You probably noticed, in its current state, the table above cannot generate this report. We don’t have an appropriate date field and quantities aren’t cumulative. The good news is that, utilizing a loop, with a few lines of code we can create a table that will serve our purpose. In order to generate the requested report, we need to create a table that looks like this. Notice that quantities are cumulative and we have a one record for each product every day.

RunDate Product Quantity
1/1/09 Widget 0
1/1/09 Super-Widget 0
1/2/09 Widget 10
1/2/09 Super-Widget 0
1/3/09 Widget 27
1/3/09 Super-Widget 0
1/4/09 Widget 27
1/4/09 Super-Widget 50

So how do we get from Point A to Point B? Good question. There are two steps. Let’s dive in.

 

STEP #1: It’s loop time.

Using a combination of a DO UNTIL loop and the OUTPUT statement, we can generate a new order record for every date that each order existed within the fiscal year. “What?” You might say. Take the first order (2135468). That order was placed on 1/2/09, which means it should be included in the cumulative quantity from 1/2/09 – 12/31/09. Therefore, we need to create 363 new records for that order which contain the dates 1/3 – 12/31, so when we summarize that quantity is included in the total. This can be accomplished by using the following code.


*Fiscal Year start date;
%LET BEGDTE = ‘01JAN2009’D;

*Date of current reporting;
%LET RPTDTE = ‘04JAN2009’D;

DATA TEST_2;
	SET TEST_1;
	RUNDATE = &RPTDTE.;
	DO WHILE (RUNDATE GE &BEGDTE.);
		IF ORDERDATE le RUNDATE;
		OUTPUT;
		RUNDATE = RUNDATE - 1;
	END;
RUN;


This will create a table that contains an individual record for every order on every date that order existed between the reporting date and the order date. If you have a large orders table this step could result in millions of records. Literally.

 

STEP #2: Summarize the data.
After that we can use a simple PROC SUMMARY to summarize the data and we have successfully moved from Point A to Point B.

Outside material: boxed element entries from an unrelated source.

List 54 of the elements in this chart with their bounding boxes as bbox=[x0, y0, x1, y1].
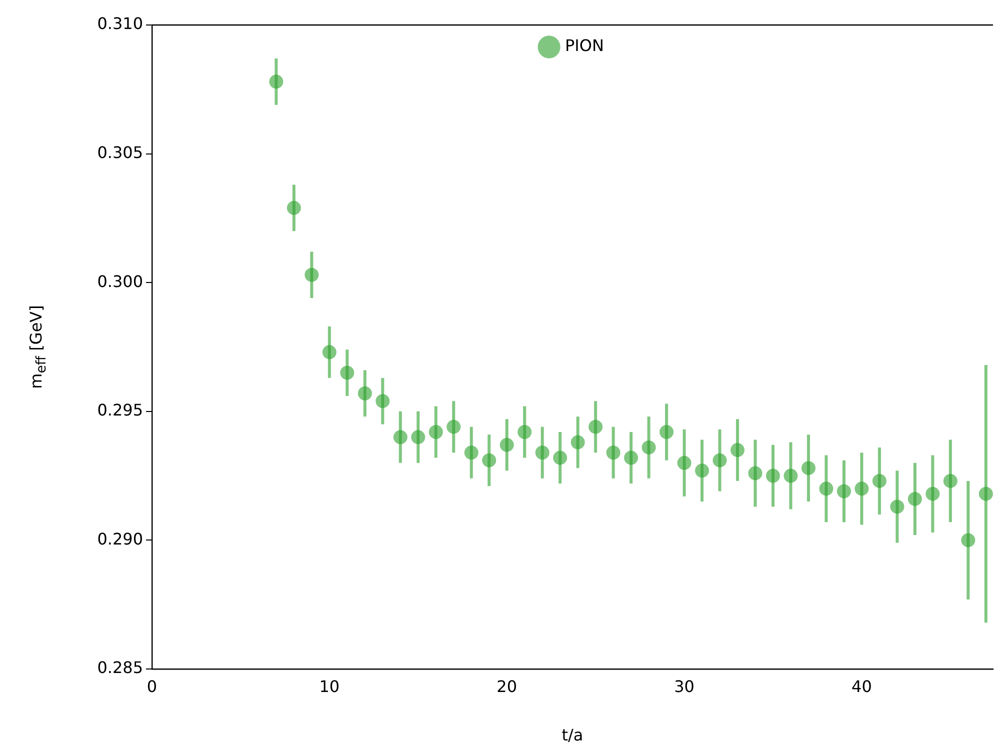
y-tick-label: 0.285 bbox=[97, 658, 143, 678]
y-tick-label: 0.310 bbox=[97, 14, 143, 34]
point bbox=[819, 482, 834, 496]
point bbox=[340, 366, 354, 380]
point bbox=[393, 430, 408, 444]
point bbox=[854, 482, 869, 496]
x-tick-label: 20 bbox=[496, 676, 518, 696]
point bbox=[695, 464, 710, 478]
point bbox=[322, 345, 336, 360]
point bbox=[766, 468, 780, 483]
y-tick-label: 0.300 bbox=[97, 272, 143, 291]
point bbox=[535, 446, 550, 460]
point bbox=[269, 74, 284, 89]
x-tick-label: 0 bbox=[146, 676, 158, 696]
point bbox=[926, 486, 940, 501]
point bbox=[730, 443, 745, 458]
point bbox=[570, 435, 585, 450]
point bbox=[286, 200, 301, 215]
point bbox=[784, 468, 798, 483]
point bbox=[464, 446, 478, 460]
point bbox=[890, 500, 904, 514]
point bbox=[588, 420, 603, 434]
x-tick-label: 10 bbox=[319, 676, 340, 696]
point bbox=[428, 425, 443, 440]
point bbox=[836, 484, 851, 498]
point bbox=[553, 450, 568, 465]
point bbox=[642, 440, 656, 454]
point bbox=[660, 425, 674, 440]
point bbox=[624, 450, 638, 465]
point bbox=[712, 453, 727, 468]
point bbox=[943, 474, 958, 488]
point bbox=[411, 430, 426, 444]
point bbox=[872, 474, 886, 488]
point bbox=[304, 268, 319, 282]
point bbox=[482, 453, 496, 468]
point bbox=[446, 420, 461, 434]
x-axis-title: t/a bbox=[562, 726, 584, 745]
point bbox=[908, 492, 922, 506]
y-tick-label: 0.290 bbox=[97, 529, 143, 548]
x-tick-label: 30 bbox=[674, 676, 694, 696]
point bbox=[677, 456, 692, 470]
point bbox=[500, 438, 514, 452]
point bbox=[518, 425, 532, 440]
y-tick-label: 0.295 bbox=[97, 400, 143, 420]
x-tick-label: 40 bbox=[852, 676, 872, 696]
legend-label: PION bbox=[565, 36, 604, 56]
point bbox=[748, 466, 762, 480]
point bbox=[358, 386, 372, 400]
y-tick-label: 0.305 bbox=[97, 142, 143, 162]
point bbox=[978, 486, 993, 501]
point bbox=[606, 446, 620, 460]
point bbox=[961, 533, 976, 548]
point bbox=[376, 394, 390, 408]
point bbox=[801, 461, 816, 476]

PROC SUMMARY DATA=TEST_2 NWAY MISSING;
        CLASS RUNDATE PRODUCT;
	VAR QUANTITY;
        OUTPUT OUT=TEST_3 (DROP=_TYPE_ _FREQ_) SUM=;
RUN;


We can now generate the requested trend report and the client is happy. What more could you ask.

DO Loops: Useful Tool in SAS User’s Toolbox

DO Loops in SAS are outside the scope of what most beginning users feel comfortable tackling. However, they are a powerful, time-saving tool in the report writer’s toolbox. For those unfamiliar with programming, loops are a set of instructions that the programmer tells the computer to repeat until predefined condition(s) are true. It’s a simple concept but powerful in execution.

To illustrate, here is an example of where a loop might be used. Say, you have a table that contains order data. This particular company has decided that its Order Number is seven digits long and starts with “0000000”. The next order in sequence would be “0000001” and so forth. Well, the person who sent you the data decided it would be a good idea to put it into Microsoft Excel, which then reads the Order Number field as numeric and promptly removes all the leading zeros.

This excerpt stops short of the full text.